Unlike its sister event MTV Video Music Awards (which are broadcast live), the MTV Movie Awards (up to 2007) were taped and then broadcast a few days later. The entire production was taped in a completely different order than what the MTV viewing audience saw. For example, the show's host would tape all his/her monologues and introductions at one time, and all the musical acts would perform one after the other. Celebrities would often only appear at the live taping for the announcement of their award category, and members of the general audience fill-in their vacant seats during the other times. Through editing, MTV was able to present to its viewing audience an awards show which appears to be taped in live sequence, with celebrities remaining for the entire show. This method of production allowed profanity to be edited from the show and also is more convenient for the celebrities. The actual live taping aired same-day on pay-per-view channels in most metropolitan cities around the world. Some awards telecasts had also been shown in television syndication. However, in 2007, this changed, as MTV and Survivor producer Mark Burnett (who took over duties from Joel Gallen for the 2007 awards) announced that the 2007 edition would be broadcast live on MTV for the first time on June 3, 2007 in Los Angeles.

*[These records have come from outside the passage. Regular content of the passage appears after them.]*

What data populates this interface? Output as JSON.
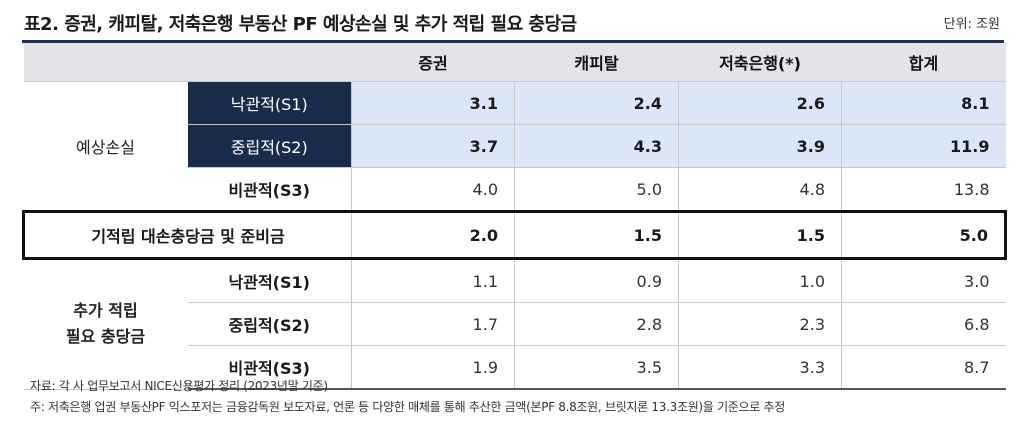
{
  "title": "표2. 증권, 캐피탈, 저축은행 부동산 PF 예상손실 및 추가 적립 필요 충당금",
  "unit": "단위: 조원",
  "columns": [
    "증권",
    "캐피탈",
    "저축은행(*)",
    "합계"
  ],
  "group1": {
    "label": "예상손실",
    "rows": [
      {
        "scenario": "낙관적(S1)",
        "values": [
          "3.1",
          "2.4",
          "2.6",
          "8.1"
        ]
      },
      {
        "scenario": "중립적(S2)",
        "values": [
          "3.7",
          "4.3",
          "3.9",
          "11.9"
        ]
      },
      {
        "scenario": "비관적(S3)",
        "values": [
          "4.0",
          "5.0",
          "4.8",
          "13.8"
        ]
      }
    ]
  },
  "reserve": {
    "label": "기적립 대손충당금 및 준비금",
    "values": [
      "2.0",
      "1.5",
      "1.5",
      "5.0"
    ]
  },
  "group2": {
    "label_line1": "추가 적립",
    "label_line2": "필요 충당금",
    "rows": [
      {
        "scenario": "낙관적(S1)",
        "values": [
          "1.1",
          "0.9",
          "1.0",
          "3.0"
        ]
      },
      {
        "scenario": "중립적(S2)",
        "values": [
          "1.7",
          "2.8",
          "2.3",
          "6.8"
        ]
      },
      {
        "scenario": "비관적(S3)",
        "values": [
          "1.9",
          "3.5",
          "3.3",
          "8.7"
        ]
      }
    ]
  },
  "notes": [
    "자료: 각 사 업무보고서 NICE신용평가 정리 (2023년말 기준)",
    "주: 저축은행 업권 부동산PF 익스포저는 금융감독원 보도자료, 언론 등 다양한 매체를 통해 추산한 금액(본PF 8.8조원, 브릿지론 13.3조원)을 기준으로 추정"
  ],
  "colors": {
    "header_bg": "#e3e4e8",
    "highlight_bg": "#dbe6f7",
    "navy": "#1b2b4b"
  }
}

The 2016 broadcast was the first show since 2006 not to air live as the event was taped on April 9, 2016 before airing on Viacom's MTV networks the following day on April 10.
Since 2007, polls for several awards were voted by online users on MTV's official website.
The Lifetime Achievement Award was a tongue-in-cheek award for movie personalities who made an impact on popular culture. Prior to announcing the winner MTV would air testimonials from major Hollywood celebrities praising the winners greatness while only offering a slight tease as to who the winner was. Following Clint Howard's win and emotional reaction the award was discontinued.